Nerves may also have been calmed by the Minister of Finance and Coordinating Minister for the Economy, Wale Edun, who, in a statement before the markets opened following the Christmas break, assured investors that the country was not at war but that the strikes were aimed at reinforcing economic confidence.

The PUNCH reported that Edun said, “The operation in question was precise, intelligence-led, and focused exclusively on terrorist elements that threaten innocent lives, national stability, and economic activity. Far from destabilising markets or weakening confidence, such actions strengthen the foundations of peace, protect productive communities, and reinforce the conditions required for sustainable growth. Security and economic stability are inseparable; every effort to safeguard Nigerians is, by definition, pro-growth and pro-investment.”

At the local bourse, the Nigerian Exchange Limited, the Christmas rally continued with the All-Share Index climbing 0.55 per cent to 154,389.53 points, thus restoring the year-to-date gain to 50 per cent for the first time since 28 October 2025. At the same time, market capitalisation grew by N541.73bn to N98.43tn, driven by investors realigning their portfolios in anticipation of the New Year.

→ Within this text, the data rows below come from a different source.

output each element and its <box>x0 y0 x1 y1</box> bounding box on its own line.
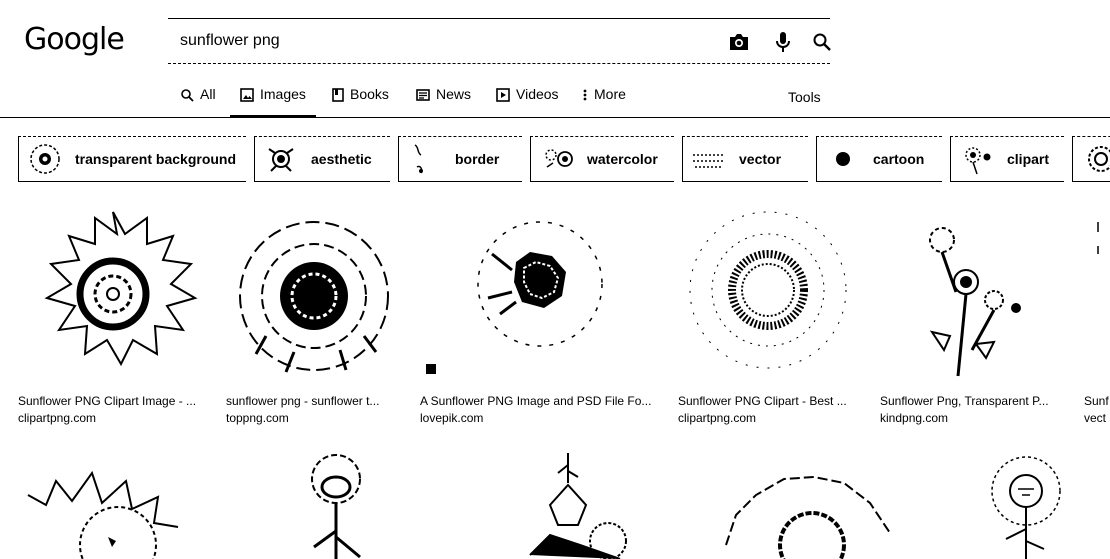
image-result[interactable] <box>970 445 1080 559</box>
chip-label: transparent background <box>75 151 237 167</box>
tab-videos[interactable]: Videos <box>496 86 559 118</box>
chip-thumbnail <box>1088 146 1110 172</box>
result-thumbnail[interactable] <box>18 445 218 559</box>
image-result[interactable] <box>18 445 218 559</box>
chip-label: cartoon <box>873 151 925 167</box>
chip-thumbnail <box>414 144 423 174</box>
chip-label: watercolor <box>587 151 658 167</box>
chip-label: vector <box>739 151 782 167</box>
tab-books[interactable]: Books <box>332 86 389 118</box>
chip-partial[interactable] <box>1072 136 1110 182</box>
result-source: clipartpng.com <box>18 411 97 425</box>
chip-clipart[interactable]: clipart <box>950 136 1064 182</box>
image-icon <box>240 88 254 102</box>
tab-label: News <box>436 86 472 102</box>
microphone-icon[interactable] <box>770 29 796 55</box>
related-chips: transparent background aesthetic border … <box>0 130 1110 186</box>
result-source: clipartpng.com <box>678 411 757 425</box>
chip-transparent-background[interactable]: transparent background <box>18 136 246 182</box>
chip-thumbnail <box>268 148 294 172</box>
search-input[interactable]: sunflower png <box>180 32 280 50</box>
result-thumbnail[interactable] <box>678 200 858 388</box>
image-result[interactable]: Sunflower Png, Transparent P... kindpng.… <box>880 200 1060 425</box>
tab-all[interactable]: All <box>180 86 216 118</box>
chip-thumbnail <box>30 144 60 174</box>
chip-aesthetic[interactable]: aesthetic <box>254 136 390 182</box>
chip-thumbnail <box>836 152 850 166</box>
google-logo[interactable]: Google <box>24 22 125 57</box>
chip-cartoon[interactable]: cartoon <box>816 136 942 182</box>
tab-label: Videos <box>516 86 559 102</box>
result-thumbnail[interactable] <box>280 445 420 559</box>
tab-label: Books <box>350 86 389 102</box>
image-result[interactable]: sunflower png - sunflower t... toppng.co… <box>226 200 402 425</box>
chip-thumbnail <box>693 154 725 168</box>
result-thumbnail[interactable] <box>420 200 660 388</box>
tab-more[interactable]: More <box>582 86 626 118</box>
result-title[interactable]: A Sunflower PNG Image and PSD File Fo... <box>420 394 660 408</box>
result-title[interactable]: Sunflower Png, Transparent P... <box>880 394 1060 408</box>
result-source: kindpng.com <box>880 411 949 425</box>
result-source: toppng.com <box>226 411 289 425</box>
result-source: lovepik.com <box>420 411 484 425</box>
image-result[interactable]: A Sunflower PNG Image and PSD File Fo...… <box>420 200 660 425</box>
tools-button[interactable]: Tools <box>788 89 821 105</box>
chip-thumbnail <box>965 147 991 175</box>
result-source: vect <box>1084 411 1107 425</box>
result-thumbnail[interactable] <box>1084 200 1110 388</box>
search-box[interactable]: sunflower png <box>168 18 831 64</box>
image-result[interactable]: Sunflower PNG Clipart - Best ... clipart… <box>678 200 858 425</box>
search-icon <box>181 89 194 102</box>
result-title[interactable]: Sunf <box>1084 394 1110 408</box>
result-thumbnail[interactable] <box>18 200 208 388</box>
chip-thumbnail <box>545 149 573 168</box>
image-result[interactable]: Sunf vect <box>1084 200 1110 425</box>
chip-label: aesthetic <box>311 151 372 167</box>
tab-label: Images <box>260 86 306 102</box>
search-icon[interactable] <box>809 29 835 55</box>
search-tabs: All Images Books News Videos More Tools <box>0 82 1110 118</box>
chip-border[interactable]: border <box>398 136 522 182</box>
chip-label: clipart <box>1007 151 1050 167</box>
video-icon <box>496 88 510 102</box>
result-thumbnail[interactable] <box>226 200 402 388</box>
tab-images[interactable]: Images <box>230 86 316 118</box>
chip-vector[interactable]: vector <box>682 136 808 182</box>
result-title[interactable]: Sunflower PNG Clipart - Best ... <box>678 394 858 408</box>
more-vert-icon <box>583 89 587 101</box>
result-title[interactable]: Sunflower PNG Clipart Image - ... <box>18 394 208 408</box>
result-thumbnail[interactable] <box>970 445 1080 559</box>
image-result[interactable] <box>716 445 916 559</box>
tab-label: All <box>200 86 216 102</box>
image-result[interactable] <box>280 445 420 559</box>
result-thumbnail[interactable] <box>716 445 916 559</box>
tab-news[interactable]: News <box>416 86 471 118</box>
tab-label: More <box>594 86 626 102</box>
chip-label: border <box>455 151 500 167</box>
result-thumbnail[interactable] <box>880 200 1060 388</box>
camera-icon[interactable] <box>726 29 752 55</box>
chip-watercolor[interactable]: watercolor <box>530 136 674 182</box>
image-result[interactable] <box>520 445 660 559</box>
result-title[interactable]: sunflower png - sunflower t... <box>226 394 402 408</box>
news-icon <box>416 89 430 101</box>
result-thumbnail[interactable] <box>520 445 660 559</box>
book-icon <box>332 88 344 102</box>
image-result[interactable]: Sunflower PNG Clipart Image - ... clipar… <box>18 200 208 425</box>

At the international capital market, Cowry Assets Management reported that Nigerian Eurobonds had a positive outing on Monday, saying, “Nigerian Eurobonds ended on a positive note, with average yields declining 1 bp to 7.03 per cent, signalling robust global investor demand for Nigeria’s dollar-denominated debt securities.”

A day after the US strikes, OilPrice reported that crude oil prices recorded their most substantial weekly gain since October, with both Brent and West Texas Intermediate rising by over $2 per barrel, driven by escalating US pressure on Venezuela and the US military strike in Nigeria.

There had been expectations that the military action, with more expected, would heighten geopolitical concerns and thus make crude oil prices increase.

Meanwhile, analysts have warned that rising insecurity remains a top concern as the country heads into the New Year.